Yıldırım Beyazıt Üniversitesi öğretim üyesi Prof. Dr. Fatih Erkoçoğlu yıllardan beri Battal Gazi’nin mezarının Uzunpınar’la Geneli arasında dağlık bir alanda bulunduğu, “Uzun Hüseyin” ya da “Hüseyin Dede” olarak bilindiği tezini işliyor.
Şuhut’tan “Keşfedilmemiş Topraklar” diye bahsetmemizin pek çok nedeni var. Binlerce yıllık tarihi geçmişe sahip olan ilçemiz, bağrında sakladığı zenginlikleri tanıtabilirse bölgesinde yıldız olmaya adaydır.
Yeni hizmete giren Afyonkarahisar Arkeoloji Müzesi’nde sergilenen tarihi eserlerin bir kısmı Şuhut ve köylerinden çıkarılmıştır. Yukarıda ifade ettiğimiz gibi Şuhut ilçe merkezinde yapılacak arkeolojik kazılar kadim bir medeniyeti ortaya çıkaracaktır.Şuhut’un Kurtuluş Savaşı sırasındaki ve özellikle Büyük Taarruz’daki tarihi rolü çok önemlidir. Yunan işgaline son veren Büyük Taarruz’u anlatan bir açık hava müzesi için (tıpkı Çanakkale’de olduğu gibi) en uygun mekan Şuhut – Kocatepe arasındaki bölgedir. Hacı Veli Konağı’ndan (ATATÜRK EVİ) Kocatepe’ye kadar uzanan geniş alanda Büyük Taarruz’u anlatan ve canlandıran plato oluşturulmalıdır.

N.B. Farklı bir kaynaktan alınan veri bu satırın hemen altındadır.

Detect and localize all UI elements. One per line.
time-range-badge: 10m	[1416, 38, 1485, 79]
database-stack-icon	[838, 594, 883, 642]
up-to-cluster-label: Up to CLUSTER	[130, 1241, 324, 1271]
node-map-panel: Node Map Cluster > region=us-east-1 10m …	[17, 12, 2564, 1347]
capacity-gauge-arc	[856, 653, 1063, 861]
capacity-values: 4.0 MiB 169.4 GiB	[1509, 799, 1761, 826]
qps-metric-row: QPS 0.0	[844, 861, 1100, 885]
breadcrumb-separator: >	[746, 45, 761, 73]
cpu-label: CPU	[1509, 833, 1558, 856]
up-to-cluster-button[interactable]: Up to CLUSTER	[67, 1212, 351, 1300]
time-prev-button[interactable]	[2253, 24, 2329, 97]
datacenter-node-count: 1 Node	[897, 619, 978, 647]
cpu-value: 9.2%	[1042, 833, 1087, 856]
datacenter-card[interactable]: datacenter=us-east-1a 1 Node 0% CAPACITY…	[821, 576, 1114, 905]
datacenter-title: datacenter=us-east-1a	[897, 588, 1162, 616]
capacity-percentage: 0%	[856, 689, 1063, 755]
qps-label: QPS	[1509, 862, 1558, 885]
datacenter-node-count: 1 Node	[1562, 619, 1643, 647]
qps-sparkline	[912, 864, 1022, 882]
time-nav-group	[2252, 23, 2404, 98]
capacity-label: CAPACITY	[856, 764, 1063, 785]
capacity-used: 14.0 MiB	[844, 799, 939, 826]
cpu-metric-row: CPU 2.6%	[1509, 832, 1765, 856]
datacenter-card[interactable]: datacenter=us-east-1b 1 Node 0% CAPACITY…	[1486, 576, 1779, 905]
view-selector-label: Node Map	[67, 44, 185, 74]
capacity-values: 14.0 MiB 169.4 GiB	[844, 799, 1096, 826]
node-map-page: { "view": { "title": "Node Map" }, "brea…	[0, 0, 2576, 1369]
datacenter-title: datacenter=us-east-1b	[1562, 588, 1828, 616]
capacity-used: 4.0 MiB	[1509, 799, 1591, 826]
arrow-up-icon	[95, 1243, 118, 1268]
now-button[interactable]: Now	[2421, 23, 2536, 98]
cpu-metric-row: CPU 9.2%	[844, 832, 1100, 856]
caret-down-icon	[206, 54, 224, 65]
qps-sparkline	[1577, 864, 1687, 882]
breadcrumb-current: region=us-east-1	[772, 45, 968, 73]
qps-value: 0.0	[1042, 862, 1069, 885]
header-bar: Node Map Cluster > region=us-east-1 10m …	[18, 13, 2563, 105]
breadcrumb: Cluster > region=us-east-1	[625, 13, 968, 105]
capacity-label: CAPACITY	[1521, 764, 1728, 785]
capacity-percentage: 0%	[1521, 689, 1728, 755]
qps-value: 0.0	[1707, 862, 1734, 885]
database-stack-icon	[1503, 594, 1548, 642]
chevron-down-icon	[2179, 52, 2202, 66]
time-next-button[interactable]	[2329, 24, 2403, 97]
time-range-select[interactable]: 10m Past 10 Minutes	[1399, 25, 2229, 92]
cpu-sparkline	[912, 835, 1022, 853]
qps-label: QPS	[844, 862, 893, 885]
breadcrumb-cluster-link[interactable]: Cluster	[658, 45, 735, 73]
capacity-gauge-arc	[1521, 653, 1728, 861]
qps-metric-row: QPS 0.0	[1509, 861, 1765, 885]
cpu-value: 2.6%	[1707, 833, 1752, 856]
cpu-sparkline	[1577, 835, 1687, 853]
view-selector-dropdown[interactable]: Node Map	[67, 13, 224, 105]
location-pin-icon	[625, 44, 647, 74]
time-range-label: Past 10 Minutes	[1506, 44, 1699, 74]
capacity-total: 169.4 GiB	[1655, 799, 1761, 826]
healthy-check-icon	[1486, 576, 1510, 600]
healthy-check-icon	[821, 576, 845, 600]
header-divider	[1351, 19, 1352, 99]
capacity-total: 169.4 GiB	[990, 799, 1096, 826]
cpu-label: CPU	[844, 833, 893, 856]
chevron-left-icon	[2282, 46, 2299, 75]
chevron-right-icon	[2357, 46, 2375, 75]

Birinci Dünya Savaşı’nın en kanlı çarpışmalarının yaşandığı Çanakkale’de her yıl tekrarlanan bir törenden bahsetmek istiyorum. 13 bin km. uzaklıktaki Avustralya ve Yeni Zelanda’dan Çanakkale’ ye gelen binlerce insan, 1915 yılında burada can veren Anzak askerleri için şafak ayini gerçekleştirip ataları için dua ediyorlar.
Anzak torunlarının gösterdiği hassasiyetin bizlerde de yeşermesi adına, Şuhut ve Kocatepe gibi savaş mekanlarının ön plana çıkarılarak açık hava müzesi olarak düzenlenmesi gerekir.